ここでもユダヤ人問題とは、いわゆるユダヤ人ないしはユダヤ教徒をめぐる問題圏と、少しずれたところに設定されています。
(略)
ここでのユダヤ人の像としては、マルクスがいっているわけではないのですが、シェイクスピアの『ベニスの商人』に出てくるシャイロックを思い出すのが自然ではないかという気がします。つまり、この世の中を動かしているのは金銭であり、金銭があらゆる権力もふくめて、人を動かすときのもっとも根にある力である、という考えを強くもつ人です。(略)金銭の合理性を社会に貫くことに価値を置くような人です。
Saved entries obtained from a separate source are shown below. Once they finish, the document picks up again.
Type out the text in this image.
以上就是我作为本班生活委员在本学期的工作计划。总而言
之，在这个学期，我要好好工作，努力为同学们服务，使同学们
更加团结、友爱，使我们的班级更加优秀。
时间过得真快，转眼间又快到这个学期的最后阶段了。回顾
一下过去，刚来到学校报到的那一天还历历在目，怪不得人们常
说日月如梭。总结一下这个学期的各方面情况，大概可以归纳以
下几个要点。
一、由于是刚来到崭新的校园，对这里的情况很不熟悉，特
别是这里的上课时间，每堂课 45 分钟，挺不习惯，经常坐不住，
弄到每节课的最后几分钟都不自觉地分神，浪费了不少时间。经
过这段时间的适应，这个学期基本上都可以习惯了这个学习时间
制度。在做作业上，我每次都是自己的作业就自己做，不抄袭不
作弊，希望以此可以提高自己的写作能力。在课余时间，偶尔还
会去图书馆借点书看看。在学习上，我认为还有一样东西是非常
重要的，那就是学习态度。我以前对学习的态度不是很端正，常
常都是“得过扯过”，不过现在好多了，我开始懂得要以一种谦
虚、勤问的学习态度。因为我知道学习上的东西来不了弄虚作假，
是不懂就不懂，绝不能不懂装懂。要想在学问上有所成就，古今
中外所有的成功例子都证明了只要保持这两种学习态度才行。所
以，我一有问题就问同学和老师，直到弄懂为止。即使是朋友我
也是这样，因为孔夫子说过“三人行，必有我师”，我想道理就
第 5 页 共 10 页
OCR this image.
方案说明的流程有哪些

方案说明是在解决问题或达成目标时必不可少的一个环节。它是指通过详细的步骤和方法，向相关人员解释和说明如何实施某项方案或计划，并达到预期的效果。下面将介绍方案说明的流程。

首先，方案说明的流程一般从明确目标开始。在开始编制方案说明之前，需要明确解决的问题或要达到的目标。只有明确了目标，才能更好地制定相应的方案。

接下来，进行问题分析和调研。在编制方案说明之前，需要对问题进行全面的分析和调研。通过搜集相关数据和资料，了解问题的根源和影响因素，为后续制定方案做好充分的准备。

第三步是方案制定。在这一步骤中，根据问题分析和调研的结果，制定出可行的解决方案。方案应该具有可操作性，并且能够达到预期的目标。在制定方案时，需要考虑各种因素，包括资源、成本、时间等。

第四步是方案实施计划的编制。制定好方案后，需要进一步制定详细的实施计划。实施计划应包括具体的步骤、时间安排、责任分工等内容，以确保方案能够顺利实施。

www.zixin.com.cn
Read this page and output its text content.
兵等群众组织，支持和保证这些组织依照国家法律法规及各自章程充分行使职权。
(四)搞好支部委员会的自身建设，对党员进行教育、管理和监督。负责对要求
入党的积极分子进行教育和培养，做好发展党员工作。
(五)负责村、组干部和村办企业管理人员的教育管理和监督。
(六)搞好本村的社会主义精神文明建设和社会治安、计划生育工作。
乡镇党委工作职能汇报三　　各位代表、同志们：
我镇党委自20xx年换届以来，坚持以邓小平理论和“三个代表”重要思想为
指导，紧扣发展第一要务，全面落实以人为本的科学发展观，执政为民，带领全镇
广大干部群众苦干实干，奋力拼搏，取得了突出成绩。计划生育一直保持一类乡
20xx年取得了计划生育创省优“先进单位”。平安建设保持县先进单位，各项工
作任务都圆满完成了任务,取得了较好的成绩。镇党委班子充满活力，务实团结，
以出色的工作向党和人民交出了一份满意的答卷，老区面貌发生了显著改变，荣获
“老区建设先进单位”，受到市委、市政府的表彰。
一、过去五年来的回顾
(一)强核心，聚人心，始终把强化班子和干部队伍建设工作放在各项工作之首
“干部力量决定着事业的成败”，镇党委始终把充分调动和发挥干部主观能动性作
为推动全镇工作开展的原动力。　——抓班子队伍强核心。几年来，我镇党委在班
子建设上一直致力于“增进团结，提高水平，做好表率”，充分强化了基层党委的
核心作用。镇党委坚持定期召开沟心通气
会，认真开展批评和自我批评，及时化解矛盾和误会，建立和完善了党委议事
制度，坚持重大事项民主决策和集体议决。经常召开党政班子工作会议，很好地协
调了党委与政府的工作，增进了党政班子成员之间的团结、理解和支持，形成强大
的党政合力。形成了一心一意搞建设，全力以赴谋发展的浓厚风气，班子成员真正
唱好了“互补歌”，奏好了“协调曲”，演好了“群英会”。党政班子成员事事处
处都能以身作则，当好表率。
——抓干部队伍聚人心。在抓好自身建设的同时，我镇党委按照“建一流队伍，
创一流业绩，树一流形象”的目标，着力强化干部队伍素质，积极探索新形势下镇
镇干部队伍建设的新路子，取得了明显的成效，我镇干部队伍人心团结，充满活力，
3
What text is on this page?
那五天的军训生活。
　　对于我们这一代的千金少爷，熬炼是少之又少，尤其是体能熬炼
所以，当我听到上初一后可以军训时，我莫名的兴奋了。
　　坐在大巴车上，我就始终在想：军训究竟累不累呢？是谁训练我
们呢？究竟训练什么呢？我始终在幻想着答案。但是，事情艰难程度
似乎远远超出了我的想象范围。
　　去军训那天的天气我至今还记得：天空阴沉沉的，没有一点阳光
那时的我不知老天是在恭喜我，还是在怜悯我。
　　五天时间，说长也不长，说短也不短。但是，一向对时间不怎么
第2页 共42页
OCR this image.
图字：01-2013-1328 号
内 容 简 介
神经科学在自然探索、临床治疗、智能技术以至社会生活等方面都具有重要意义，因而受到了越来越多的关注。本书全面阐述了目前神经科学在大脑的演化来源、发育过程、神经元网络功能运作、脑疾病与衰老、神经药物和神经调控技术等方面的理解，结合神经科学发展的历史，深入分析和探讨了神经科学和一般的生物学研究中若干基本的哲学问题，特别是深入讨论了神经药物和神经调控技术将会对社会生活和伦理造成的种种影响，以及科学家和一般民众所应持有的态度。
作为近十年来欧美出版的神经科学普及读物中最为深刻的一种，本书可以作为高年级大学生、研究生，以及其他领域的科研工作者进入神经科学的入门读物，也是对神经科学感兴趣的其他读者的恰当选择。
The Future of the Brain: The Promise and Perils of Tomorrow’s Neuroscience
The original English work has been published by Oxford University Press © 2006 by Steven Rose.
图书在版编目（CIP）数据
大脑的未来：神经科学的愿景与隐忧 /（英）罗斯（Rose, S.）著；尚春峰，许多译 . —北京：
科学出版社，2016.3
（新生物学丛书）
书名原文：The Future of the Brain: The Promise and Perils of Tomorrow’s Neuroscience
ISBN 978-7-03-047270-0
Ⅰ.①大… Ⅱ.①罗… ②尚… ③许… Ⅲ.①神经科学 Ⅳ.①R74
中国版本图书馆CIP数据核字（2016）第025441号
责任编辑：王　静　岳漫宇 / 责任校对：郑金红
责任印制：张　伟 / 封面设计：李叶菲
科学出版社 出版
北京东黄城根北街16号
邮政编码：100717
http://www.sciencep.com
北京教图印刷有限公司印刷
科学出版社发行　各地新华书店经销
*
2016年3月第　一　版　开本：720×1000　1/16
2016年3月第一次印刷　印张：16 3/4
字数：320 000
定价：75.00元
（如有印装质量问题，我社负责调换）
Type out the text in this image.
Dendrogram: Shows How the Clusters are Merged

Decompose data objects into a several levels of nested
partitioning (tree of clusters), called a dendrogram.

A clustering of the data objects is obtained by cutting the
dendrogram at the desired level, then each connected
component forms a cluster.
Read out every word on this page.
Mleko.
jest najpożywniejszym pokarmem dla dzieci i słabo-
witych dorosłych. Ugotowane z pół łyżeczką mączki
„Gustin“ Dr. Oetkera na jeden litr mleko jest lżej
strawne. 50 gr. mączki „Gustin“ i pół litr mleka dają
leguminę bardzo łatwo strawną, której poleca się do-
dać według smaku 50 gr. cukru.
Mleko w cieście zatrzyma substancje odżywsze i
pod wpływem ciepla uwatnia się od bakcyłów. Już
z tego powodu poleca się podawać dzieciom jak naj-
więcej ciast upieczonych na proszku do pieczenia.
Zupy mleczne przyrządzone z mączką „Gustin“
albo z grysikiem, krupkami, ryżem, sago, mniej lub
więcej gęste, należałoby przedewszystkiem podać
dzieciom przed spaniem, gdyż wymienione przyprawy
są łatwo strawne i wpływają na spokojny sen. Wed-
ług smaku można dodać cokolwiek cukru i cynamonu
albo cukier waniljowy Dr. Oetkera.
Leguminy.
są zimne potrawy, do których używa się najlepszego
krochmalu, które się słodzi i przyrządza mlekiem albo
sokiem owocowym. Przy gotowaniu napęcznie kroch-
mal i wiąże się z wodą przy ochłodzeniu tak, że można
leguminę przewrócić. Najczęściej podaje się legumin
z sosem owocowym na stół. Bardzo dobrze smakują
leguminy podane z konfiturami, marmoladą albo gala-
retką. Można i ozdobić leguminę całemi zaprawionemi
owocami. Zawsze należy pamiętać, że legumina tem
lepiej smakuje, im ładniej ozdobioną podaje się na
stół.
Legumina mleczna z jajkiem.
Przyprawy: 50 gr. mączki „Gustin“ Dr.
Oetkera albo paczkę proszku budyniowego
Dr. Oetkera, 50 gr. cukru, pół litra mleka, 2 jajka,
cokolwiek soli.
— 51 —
 おそらくこの時代のユダヤ人は、国家というものを背負っていないのですから、個人としてアイデンティティなり、生きかたなりを確立するためのもっとも重要な基盤ないしは要素として、強烈な金銭的価値観というものをもっていたと思われます。それにたいしてマルクスは、そういう価値観が社会的に根拠をもつことを認めつつ、それをどう乗り越えていくかを考える。ここで問題となっているのは、そういうことです。
 その意味で、問題とされているユダヤ教というものを、あまり宗教的なところでは考えないほうがいい。さきほど触れた市民社会と政治的国家とがいかに非連続的かということを、ユダヤ人の金銭感覚ということに即して、マルクスがもう少し明確に展開したいと考えていた、と、そう考えたほうがいいと思います。